Onde parece não haver nada a dizer é que Verissimo se revela mais criativo. Com uma pequena notícia sobre a descoberta de que na verdade o ovo não faz mal à saúde, ele é capaz de construir em 30 linhas uma obra-prima, cobrando indenização pelo tempo que foi proibido de comer claras e gemas. Sua genialidade não se contenta apenas com o que observa; ele recria e inventa. Muito do que se encontra de mais divertido na comédia de nossa vida pública e privada foi inventado por ele, ou poderia ter sido. É comum, diante de uma cena real do dia a dia, a gente dizer: “isso é coisa do Verissimo”. O que recolhe do cotidiano devolve enriquecido. Está para nascer quem conheça mais a fundo os mistérios do ser urbano — suas zonas de sombra, seus recônditos, infidelidades, hipocrisias, mentiras, alegrias, grandezas e pequenas patifarias.
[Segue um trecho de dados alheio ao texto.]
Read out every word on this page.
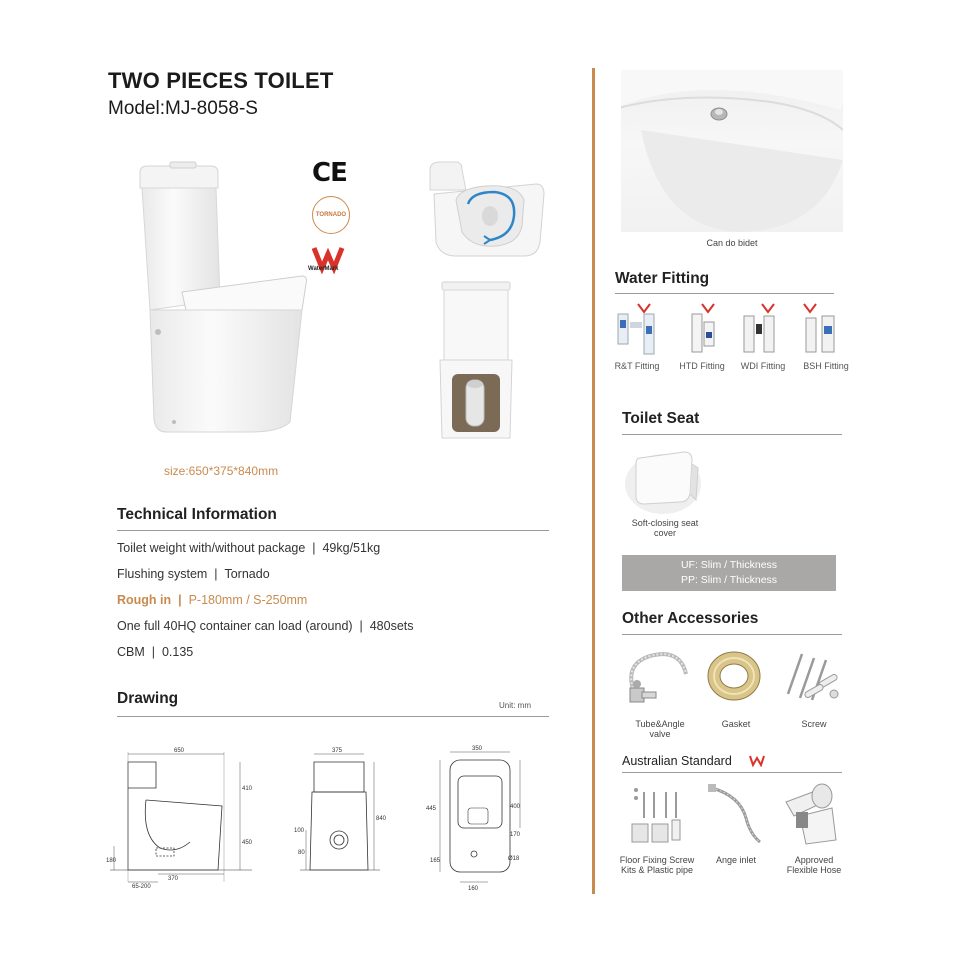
TWO PIECES TOILET
Model:MJ-8058-S
CE
TORNADO
WaterMark
size:650*375*840mm
Technical Information
Toilet weight with/without package | 49kg/51kg
Flushing system | Tornado
Rough in | P-180mm / S-250mm
One full 40HQ container can load (around) | 480sets
CBM | 0.135
Drawing	Unit: mm
650
410
450
180
65-200
370
375
840
100
80
350
445	400
170
Ø18
165
160
Can do bidet
Water Fitting
R&T Fitting	HTD Fitting	WDI Fitting	BSH Fitting
Toilet Seat
Soft-closing seat
cover
UF: Slim / Thickness
PP: Slim / Thickness
Other Accessories
Tube&Angle
valve
Gasket	Screw
Australian Standard
Floor Fixing Screw
Kits & Plastic pipe
Ange inlet	Approved
Flexible Hose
Tudo em Verissimo — a emoção, o lirismo, o drama e até a erudição de quem leu, viu, ouviu e assistiu do bom e do melhor — é contido e temperado pela autoironia e por um humor sem rancor, fino, generoso e irresistível. Trata-se de um caso raro de humorista que pode ser ao mesmo tempo engraçado e sério, leve e profundo. Insuperável criador de situações e de tipos — Ed Mort, O analista de Bagé, Dora Avante, As cobras, A velhinha de Taubaté — ele é também uma adorável criatura.

Por isso é que, entre Verissimo e Luis Fernando, fico com os dois.